Signal strength, as a concept, is intuitively defined as the amount of electromagnetic energy which was originally transmitted by the base station that is received by the receiver, compared to the amount of background "noise" (radio spectrum transmissions picked up by the receiver which do not originate from the transmitter).
So if you have a strong transmitter pushing out a lot of signal, but there's a lot of noise in between the transmitter and receiver, you get bad "signal strength", because it's hard for the receiver to clearly pick up the transmitter's signal over all the noise. Think of this like trying to verbally communicate with somebody when you are talking a few feet away from a running jet engine.
On the other hand, if you have a weak transmitter and very little background noise (i.e. the external environment is fairly "clean" of unwanted transmissions), it might be very easy to communicate even with low transmission energy. This would be like having a whispering conversation with somebody in an empty library with the air conditioner off; you both can understand each other perfectly despite speaking very softly.
The different 802.11 protocols don't particularly say "you can transmit at higher transmission energies" (which seems to be your question), but the newer protocols do devise smarter ways to use more of the electromagnetic spectrum to transmit more data, regardless of what the transmission energy is.
My advice to you would be to not worry about the "B/G/N" dichotomy if you are worried about the amount of transmission power.
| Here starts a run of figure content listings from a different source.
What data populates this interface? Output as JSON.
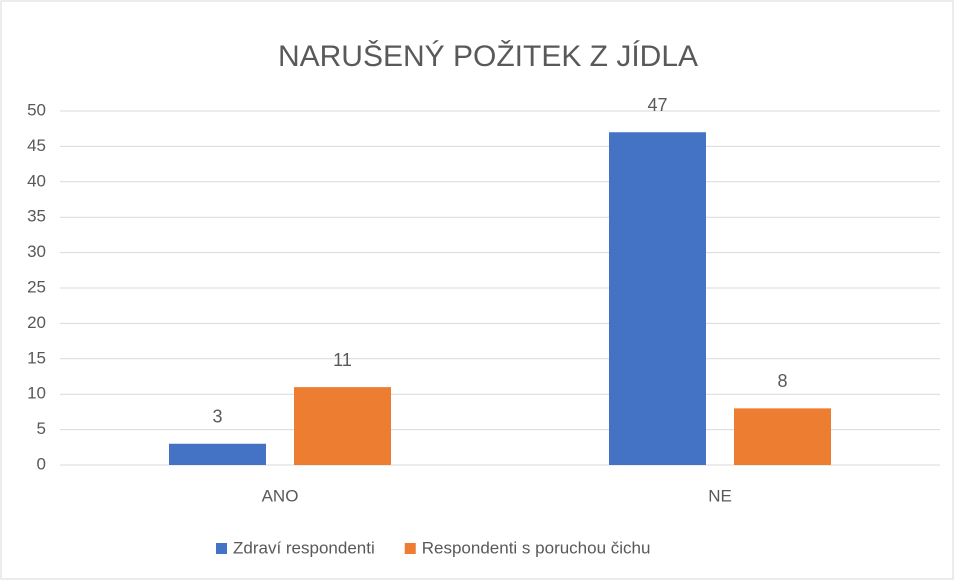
{
  "chart_data": {
    "type": "bar",
    "title": "NARUŠENÝ POŽITEK Z JÍDLA",
    "categories": [
      "ANO",
      "NE"
    ],
    "series": [
      {
        "name": "Zdraví respondenti",
        "color": "#4472c4",
        "values": [
          3,
          47
        ]
      },
      {
        "name": "Respondenti s poruchou čichu",
        "color": "#ed7d31",
        "values": [
          11,
          8
        ]
      }
    ],
    "ylim": [
      0,
      50
    ],
    "yticks": [
      0,
      5,
      10,
      15,
      20,
      25,
      30,
      35,
      40,
      45,
      50
    ],
    "grid": true,
    "legend": "bottom"
  }
}
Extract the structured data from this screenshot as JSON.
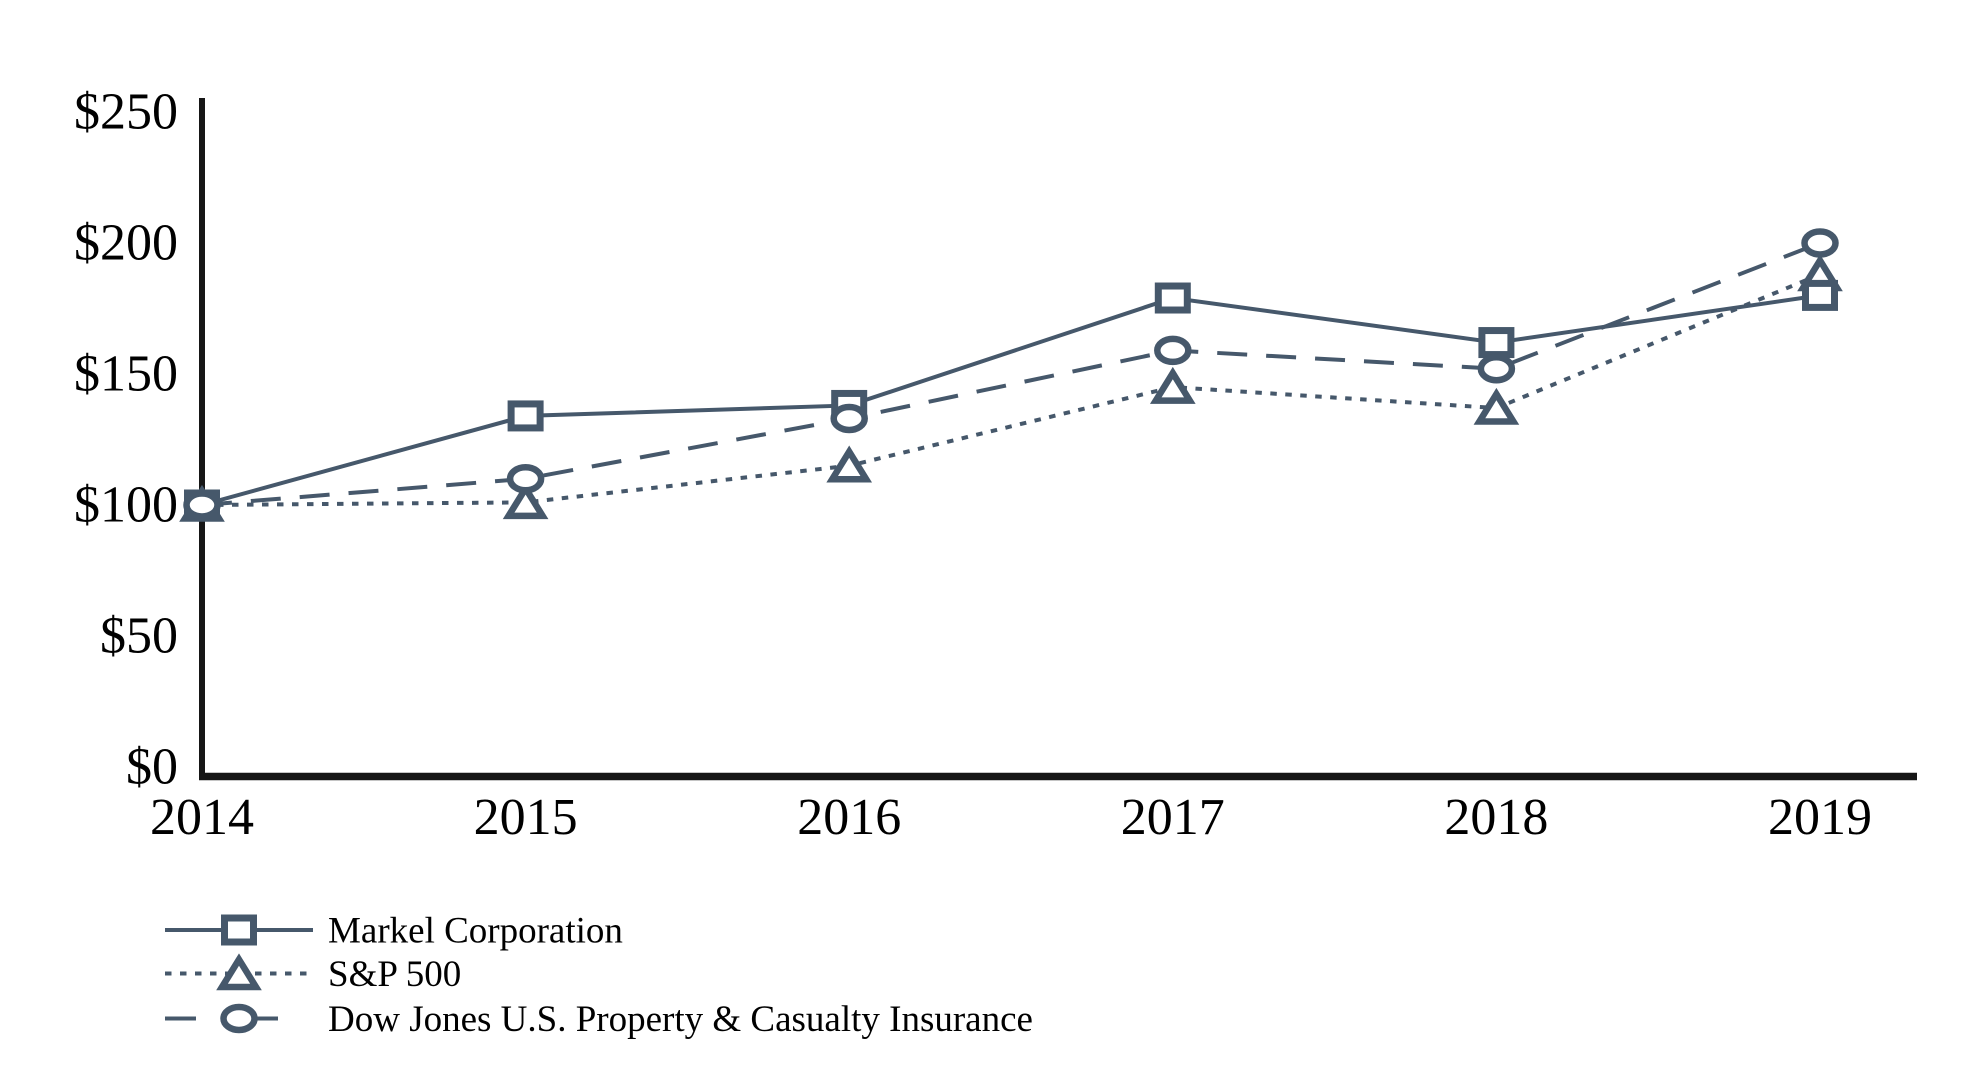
{
  "chart_data": {
    "type": "line",
    "title": "",
    "xlabel": "",
    "ylabel": "",
    "x": [
      "2014",
      "2015",
      "2016",
      "2017",
      "2018",
      "2019"
    ],
    "y_ticks": [
      {
        "label": "$0",
        "value": 0
      },
      {
        "label": "$50",
        "value": 50
      },
      {
        "label": "$100",
        "value": 100
      },
      {
        "label": "$150",
        "value": 150
      },
      {
        "label": "$200",
        "value": 200
      },
      {
        "label": "$250",
        "value": 250
      }
    ],
    "ylim": [
      0,
      250
    ],
    "grid": false,
    "legend_position": "bottom-left",
    "series": [
      {
        "name": "Markel Corporation",
        "marker": "square",
        "line_style": "solid",
        "values": [
          100,
          134,
          138,
          179,
          162,
          180
        ]
      },
      {
        "name": "S&P 500",
        "marker": "triangle",
        "line_style": "dotted",
        "values": [
          100,
          101,
          115,
          145,
          137,
          188
        ]
      },
      {
        "name": "Dow Jones U.S. Property & Casualty Insurance",
        "marker": "circle",
        "line_style": "dashed",
        "values": [
          100,
          110,
          133,
          159,
          152,
          200
        ]
      }
    ]
  },
  "colors": {
    "series_stroke": "#46586b",
    "marker_fill": "#ffffff",
    "axis": "#161616",
    "text": "#000000",
    "background": "#ffffff"
  }
}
Instead, your goal should be to reduce the outside noise entering your wireless environment, and to make the base station (access point) as close as possible to your wireless client devices. These steps will make the devices themselves automatically and voluntarily reduce their transmit power, because, like two people talking in a quiet library, they'll be able to hear each other perfectly well without a lot of background noise.
To do that, you will want to make sure that there is a clear line of sight between your transmitter and receiver, and that you live in a place where there isn't a lot of external "chatter" on the wireless 2.4 and 5 GHz bands, such as the EM emitted by microwave ovens, cordless phones, and other wireless networks not controlled by you.
Alternatively, you can set up physical barriers that reduce or eliminate external radio frequency transmissions from entering your premises. I will not speak about the health impact of doing so, but I can factually state that setting up such a device (such as a Faraday cage) can reduce or eliminate other WiFi/bluetooth/microwave/cordless phone chatter in your environment, and this may make your WiFi more reliable and faster, while simultaneously reducing transmission strength.